Nobody likes to wait. I guess it's just part of human nature.
3.
In
our text this morning, St. Paul assures us that we are ready for Christ’s coming
and that can enable us to do the thing we’re not so great at: wait. St. Paul says in 1 Cor. 1:3-9, “3Grace to you and peace from God our Father and
the Lord Jesus Christ. 4I give thanks to my God always for you because of the
grace of God that was given you in Christ Jesus, 5that in every way you were
enriched in him in all speech and all knowledge— 6even as the testimony about
Christ was confirmed among you— 7so that you are not lacking in any spiritual
gift, as you wait for the revealing of our Lord Jesus Christ, 8who will sustain
you to the end, guiltless in the day of our Lord Jesus Christ. 9God is
faithful, by whom you were called into the fellowship of his Son, Jesus Christ
our Lord.” Here St. Paul tells us that we the Advent people of God are called to be ready and
waiting for our Lord Jesus to be revealed.
And, we are confident because we are ready in Christ.
4.
But,
while we’re waiting for Jesus’ return in glory to take us to our heavenly home
we may wonder, are we prepared for it?
How often have you heard someone say this? “We weren’t prepared, because we
didn’t know it was going to happen.” Examples abound in recent and
not-so-recent history: The German
invasion of Poland in September 1939.
The Japanese attack on Pearl Harbor on this date, Dec. 7, 1941, 73 years
ago. The Islamic terrorist plot carried
out on Sept. 11, 2001, with assaults on the World Trade Center towers and the
Pentagon. The earthquake and subsequent
fires that almost destroyed San Francisco in April 1906. The tsunami that roared across the Indian
Ocean in late December 2004. The
earthquake and tsunami in Japan and the tornadoes across the South and Midwest
this past spring.

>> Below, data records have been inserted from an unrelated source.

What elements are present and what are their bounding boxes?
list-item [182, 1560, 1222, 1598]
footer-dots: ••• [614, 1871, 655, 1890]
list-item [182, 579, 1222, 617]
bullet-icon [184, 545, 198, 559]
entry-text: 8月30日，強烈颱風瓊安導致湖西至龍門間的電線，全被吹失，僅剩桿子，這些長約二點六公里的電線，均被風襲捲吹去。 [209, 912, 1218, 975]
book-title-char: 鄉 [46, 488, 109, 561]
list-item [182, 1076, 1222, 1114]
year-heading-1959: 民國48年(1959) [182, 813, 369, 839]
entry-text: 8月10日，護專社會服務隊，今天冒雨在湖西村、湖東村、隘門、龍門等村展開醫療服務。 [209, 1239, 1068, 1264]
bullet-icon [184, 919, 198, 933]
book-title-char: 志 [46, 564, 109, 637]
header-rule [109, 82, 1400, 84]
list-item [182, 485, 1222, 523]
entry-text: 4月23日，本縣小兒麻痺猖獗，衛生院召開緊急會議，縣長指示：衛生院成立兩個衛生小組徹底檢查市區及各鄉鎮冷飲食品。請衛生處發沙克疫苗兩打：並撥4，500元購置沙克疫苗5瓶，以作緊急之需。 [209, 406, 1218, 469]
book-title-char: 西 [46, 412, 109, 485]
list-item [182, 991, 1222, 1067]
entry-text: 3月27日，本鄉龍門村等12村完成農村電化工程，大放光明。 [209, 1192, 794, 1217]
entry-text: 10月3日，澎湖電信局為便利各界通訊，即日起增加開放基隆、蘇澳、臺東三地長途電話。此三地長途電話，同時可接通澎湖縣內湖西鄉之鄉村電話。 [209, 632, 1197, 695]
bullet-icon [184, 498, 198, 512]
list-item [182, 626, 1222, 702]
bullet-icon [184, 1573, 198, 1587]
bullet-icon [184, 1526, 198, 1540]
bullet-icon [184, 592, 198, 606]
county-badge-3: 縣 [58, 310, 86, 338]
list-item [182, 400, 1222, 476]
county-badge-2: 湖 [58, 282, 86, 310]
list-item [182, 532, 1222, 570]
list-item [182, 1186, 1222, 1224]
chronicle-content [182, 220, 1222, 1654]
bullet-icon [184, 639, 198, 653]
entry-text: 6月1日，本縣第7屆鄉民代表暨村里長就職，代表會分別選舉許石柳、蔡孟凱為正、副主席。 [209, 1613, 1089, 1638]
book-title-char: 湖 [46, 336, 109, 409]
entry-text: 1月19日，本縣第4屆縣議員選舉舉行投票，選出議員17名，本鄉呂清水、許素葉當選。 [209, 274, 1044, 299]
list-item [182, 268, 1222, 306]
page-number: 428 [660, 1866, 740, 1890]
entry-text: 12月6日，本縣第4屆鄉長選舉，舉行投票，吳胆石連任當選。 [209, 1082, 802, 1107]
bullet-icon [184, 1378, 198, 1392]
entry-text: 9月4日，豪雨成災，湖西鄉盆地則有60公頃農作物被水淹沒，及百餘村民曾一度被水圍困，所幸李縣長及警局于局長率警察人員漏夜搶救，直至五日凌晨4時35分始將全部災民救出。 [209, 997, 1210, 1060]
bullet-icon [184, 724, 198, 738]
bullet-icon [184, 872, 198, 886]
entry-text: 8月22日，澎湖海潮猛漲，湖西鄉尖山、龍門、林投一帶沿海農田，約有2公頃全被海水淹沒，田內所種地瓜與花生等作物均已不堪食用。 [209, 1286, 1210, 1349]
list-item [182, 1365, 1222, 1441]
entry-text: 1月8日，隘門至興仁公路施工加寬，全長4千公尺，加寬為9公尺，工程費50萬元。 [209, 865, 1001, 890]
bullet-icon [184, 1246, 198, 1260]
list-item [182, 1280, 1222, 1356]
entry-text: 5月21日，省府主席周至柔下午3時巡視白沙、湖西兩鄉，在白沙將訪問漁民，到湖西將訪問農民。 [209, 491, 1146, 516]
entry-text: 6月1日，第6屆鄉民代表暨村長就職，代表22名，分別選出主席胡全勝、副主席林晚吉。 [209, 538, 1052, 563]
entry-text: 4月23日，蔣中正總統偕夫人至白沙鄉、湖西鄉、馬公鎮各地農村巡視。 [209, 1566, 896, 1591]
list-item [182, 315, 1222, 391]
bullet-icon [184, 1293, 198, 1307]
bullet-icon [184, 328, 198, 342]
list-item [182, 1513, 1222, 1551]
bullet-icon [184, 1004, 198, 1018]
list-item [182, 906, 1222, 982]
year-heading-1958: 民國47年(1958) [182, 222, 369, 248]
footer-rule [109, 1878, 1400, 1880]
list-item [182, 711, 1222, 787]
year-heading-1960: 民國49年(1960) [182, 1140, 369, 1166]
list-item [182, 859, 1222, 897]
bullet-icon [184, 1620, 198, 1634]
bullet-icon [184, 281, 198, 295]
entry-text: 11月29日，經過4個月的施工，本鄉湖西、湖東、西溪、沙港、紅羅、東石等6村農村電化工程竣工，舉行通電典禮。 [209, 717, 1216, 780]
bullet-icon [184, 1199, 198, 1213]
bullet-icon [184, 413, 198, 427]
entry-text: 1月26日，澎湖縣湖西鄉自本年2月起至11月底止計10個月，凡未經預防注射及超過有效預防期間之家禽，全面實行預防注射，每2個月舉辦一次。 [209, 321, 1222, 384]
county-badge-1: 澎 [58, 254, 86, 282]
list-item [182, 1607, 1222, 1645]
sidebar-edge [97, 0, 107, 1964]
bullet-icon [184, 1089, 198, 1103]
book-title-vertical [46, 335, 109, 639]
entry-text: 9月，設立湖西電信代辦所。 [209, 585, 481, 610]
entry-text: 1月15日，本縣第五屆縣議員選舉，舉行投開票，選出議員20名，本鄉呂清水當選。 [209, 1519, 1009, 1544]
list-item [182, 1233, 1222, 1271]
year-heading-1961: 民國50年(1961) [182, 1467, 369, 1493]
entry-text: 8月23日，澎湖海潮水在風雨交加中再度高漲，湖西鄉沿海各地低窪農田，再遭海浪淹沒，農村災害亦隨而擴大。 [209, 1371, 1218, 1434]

Hurricane Katrina,
which devastated New Orleans and Biloxi and the Gulf Coast in August 2005.
5.
Waiting
is one thing when we’re prepared. Waiting is quite another when we’re
unprepared. And how can we possibly be prepared when we don’t know what’s going
to happen and when it’s going to happen?
6.
Well,
here’s Advent good news: we are not “lacking
in any spiritual gift, as [we] wait for the revealing of our Lord Jesus
Christ,” for he will sustain us to the end (1 Cor 1:7–8a). We don’t know
what and when about many things, but we do know that someday Christ is
returning in judgment and salvation, that everyone who trusts in Christ Jesus
is prepared, and that in the meantime God has equipped us with everything we
need for all those uncertainties.
7.
We
are ready because of all that God has done for us (vv 4–7). The Corinthians lacked nothing. They were enriched in every way with all
speech and knowledge. But the apostle
says, “Look beyond the present day and
your present gifts to the Last Day and the Lord’s greater gifts.”
8.
We
also lack nothing. Our challenge is this:
we want to focus on Christmas Day and its gifts (all the presents in stockings
and under the tree and, yes, especially the Gift in the manger). Much better, we have our Lord’s fullest gifts:
salvation completed, Christ revealed, and eternity experienced.
9.
Yet
we are waiting. We are waiting for “the
day” (v 7). Yes, we’re waiting for the day—count
’em down: 25 1/2 days until Christmas
(no pressure now to get your Christmas shopping done, have you gone out this
weekend for Black Friday sales yet)! We
can hardly wait for the day to celebrate the revealing of Jesus Christ, God’s
Son, born in the manger in Bethlehem.
10.
But
we are actually waiting for two days (vv 7b– 8). It isn’t really Christmas Day about which
Paul is writing. Even for him and for the Corinthians, that had already
happened. They/you/we wait for the
Christmas festival, that annual celebration, yes, but we also wait for the
Great(er) Day. Just as the incarnation revealed our Lord and his mission, just
as the crucifixion revealed our Lord and his mission, so the Great Day will
reveal him as the glorious Judge and King.
So we wait as resident aliens, as strangers in a strange land that is not
our ultimate home.
11.
And
Advent also calls us to wait for a third day, the day of our physical death,
the day on which our souls are taken into our Lord’s presence. Herveius Burgidolensis (twelfth century): “The day of death is for each person the day
of the Lord’s coming” (quoted in Latin by A. Robertson and A. Plummer, The
First Epistle of St. Paul to the Corinthians, p 7; quoted by Lockwood, 36).
12.
And
still, for each of these days we are ready (vv 8–9). Because though we are guilty, we are
guiltless. “Jesus has cleansed His church
by removing the sins of believers through His own blood on the cross. This
cleansing has been applied to Christians through Holy Baptism (Eph 5:26). When
Jesus returns the church will be blameless, because God who is faithful keeps
it [her!] in the cleansing flow of His grace” (Milton Rudnick, Erwin Kolb, 1
Corinthians, LifeLight Leader’s Guide [St. Louis: Concordia Publishing
House, 1995], 11). Because though we are
faithless, God is faithful (2 Tim 2:13a).
Because though we are loveless loners and runaway rebels, we are given
fellowship with his Son.
13.
The
Church waits . . . made ready by the testimony of and about Christ. The Church
waits . . . ready because we are gifted in every necessary way. The Church
waits . . . trusting that Christ sustains his Bride ready to the end. The
Church waits . . . ready because she is guiltless (unaccusable!) through the
imputed righteousness of Christ. The Church waits . . . rejoicing that we are
ready because God is faithful. The Church waits . . . eager and ready to
celebrate the full fellowship of and with Jesus Christ our Lord. Amen.